All of Hamilton’s work for the Commissioner of Labor was done with no salary and very little support—except the government’s promise to buy her final report. The economy at the time was based in laissez-faire, meaning the government did not over-regulate businesses and could not devote many resources to investigating their practices. But Hamilton did not shy away from the work that needed to be done. She favored “shoe leather epidemiology” and would personally visit suspected factories and search through extensive hospital records in order to make connections between industry and illness. Her work gained international recognition.
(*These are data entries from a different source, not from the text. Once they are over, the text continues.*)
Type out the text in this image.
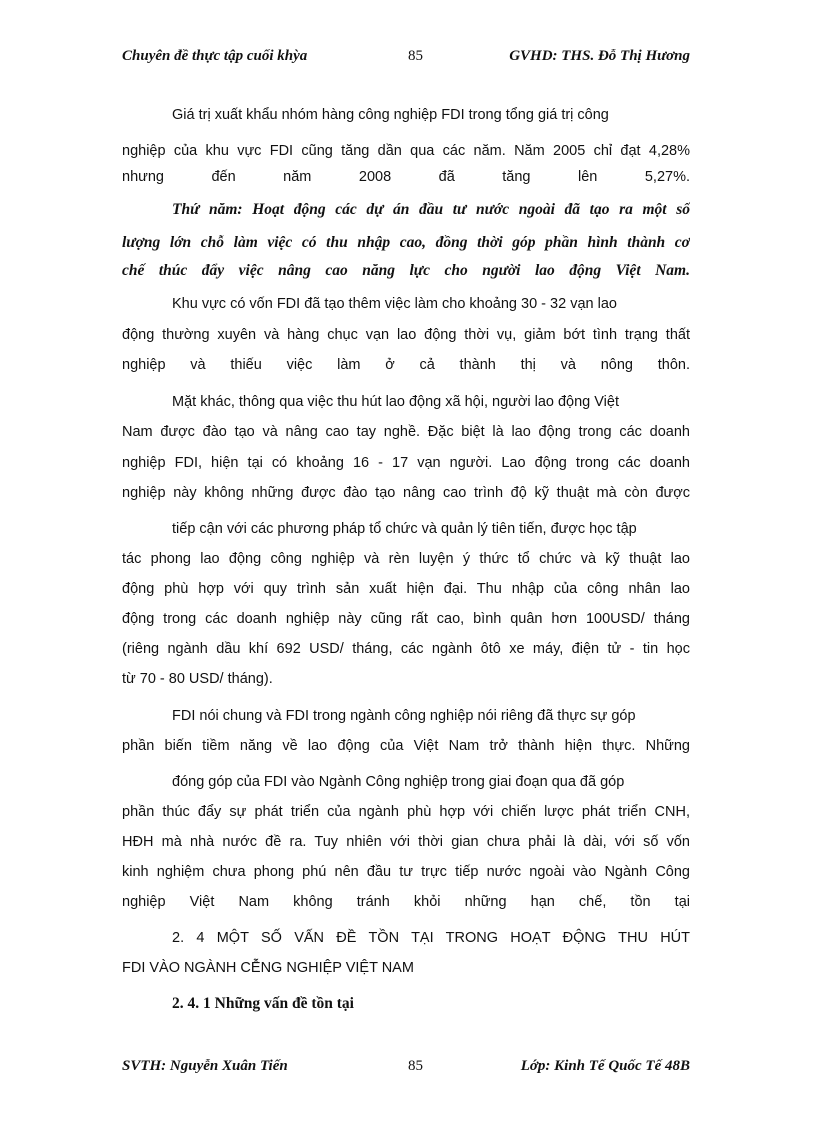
Chuyên đề thực tập cuối khỳa	85	GVHD: THS. Đỗ Thị Hương
Giá trị xuất khẩu nhóm hàng công nghiệp FDI trong tổng giá trị công
nghiệp của khu vực FDI cũng tăng dần qua các năm. Năm 2005 chỉ đạt 4,28%
nhưng đến năm 2008 đã tăng lên 5,27%.
Thứ năm: Hoạt động các dự án đầu tư nước ngoài đã tạo ra một số
lượng lớn chỗ làm việc có thu nhập cao, đồng thời góp phần hình thành cơ
chế thúc đẩy việc nâng cao năng lực cho người lao động Việt Nam.
Khu vực có vốn FDI đã tạo thêm việc làm cho khoảng 30 - 32 vạn lao
động thường xuyên và hàng chục vạn lao động thời vụ, giảm bớt tình trạng thất
nghiệp và thiếu việc làm ở cả thành thị và nông thôn.
Mặt khác, thông qua việc thu hút lao động xã hội, người lao động Việt
Nam được đào tạo và nâng cao tay nghề. Đặc biệt là lao động trong các doanh
nghiệp FDI, hiện tại có khoảng 16 - 17 vạn người. Lao động trong các doanh
nghiệp này không những được đào tạo nâng cao trình độ kỹ thuật mà còn được
tiếp cận với các phương pháp tổ chức và quản lý tiên tiến, được học tập
tác phong lao động công nghiệp và rèn luyện ý thức tổ chức và kỹ thuật lao
động phù hợp với quy trình sản xuất hiện đại. Thu nhập của công nhân lao
động trong các doanh nghiệp này cũng rất cao, bình quân hơn 100USD/ tháng
(riêng ngành dầu khí 692 USD/ tháng, các ngành ôtô xe máy, điện tử - tin học
từ 70 - 80 USD/ tháng).
FDI nói chung và FDI trong ngành công nghiệp nói riêng đã thực sự góp
phần biến tiềm năng về lao động của Việt Nam trở thành hiện thực. Những
đóng góp của FDI vào Ngành Công nghiệp trong giai đoạn qua đã góp
phần thúc đẩy sự phát triển của ngành phù hợp với chiến lược phát triển CNH,
HĐH mà nhà nước đề ra. Tuy nhiên với thời gian chưa phải là dài, với số vốn
kinh nghiệm chưa phong phú nên đầu tư trực tiếp nước ngoài vào Ngành Công
nghiệp Việt Nam không tránh khỏi những hạn chế, tồn tại
2. 4 MỘT SỐ VẤN ĐỀ TỒN TẠI TRONG HOẠT ĐỘNG THU HÚT
FDI VÀO NGÀNH CỄNG NGHIỆP VIỆT NAM
2. 4. 1 Những vấn đề tồn tại
SVTH: Nguyễn Xuân Tiến	85	Lớp: Kinh Tế Quốc Tế 48B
Alice Hamilton’s work shone a much-needed light on the dangers of industrial work, but that didn’t mean businesses always listened to her. She was working in a new and unheard-of medical field. At a time when industrialization was extremely profitable and factory owners sometimes put greed before their workers’ health, her efforts were largely ignored. At the outset of her career, Hamilton believed that factory managers were merely ignorant of the dangers and personally tried to persuade them to adopt safer practices. Some, such as employer Edward Cornish, listened and improved the working conditions for their employees, but often her warnings were ignored. As a result, she hoped for government intervention, but Hamilton later commented that over the course of the 25 years from when she started in the field, almost no progress had been made when it came to industrial safety legislation. That being said, her work did inspire some state laws that required regular medical examinations for workers and basic safety gear for the smelting of hazardous metals.
Hamilton died in 1970, at 101 years old, just a few months before the United States government passed the Occupational Safety and Health Act. This created the Occupational Safety and Health Administration under the Department of Labor, which works with the private sector to ensure and support safety regulations and provide necessary health information to employers and employees. Additionally, an occupational safety laboratory in Cincinnati, Ohio, is named in Hamilton’s honor, and the National Institutes for Occupational Safety and Health offer an award each year in her name to scientists who have made great contributions to industrial toxicology and occupational safety. They are continuing the work started by Alice Hamilton over a century ago, who strove tirelessly for the health and safety of the blue-collar workers of the country.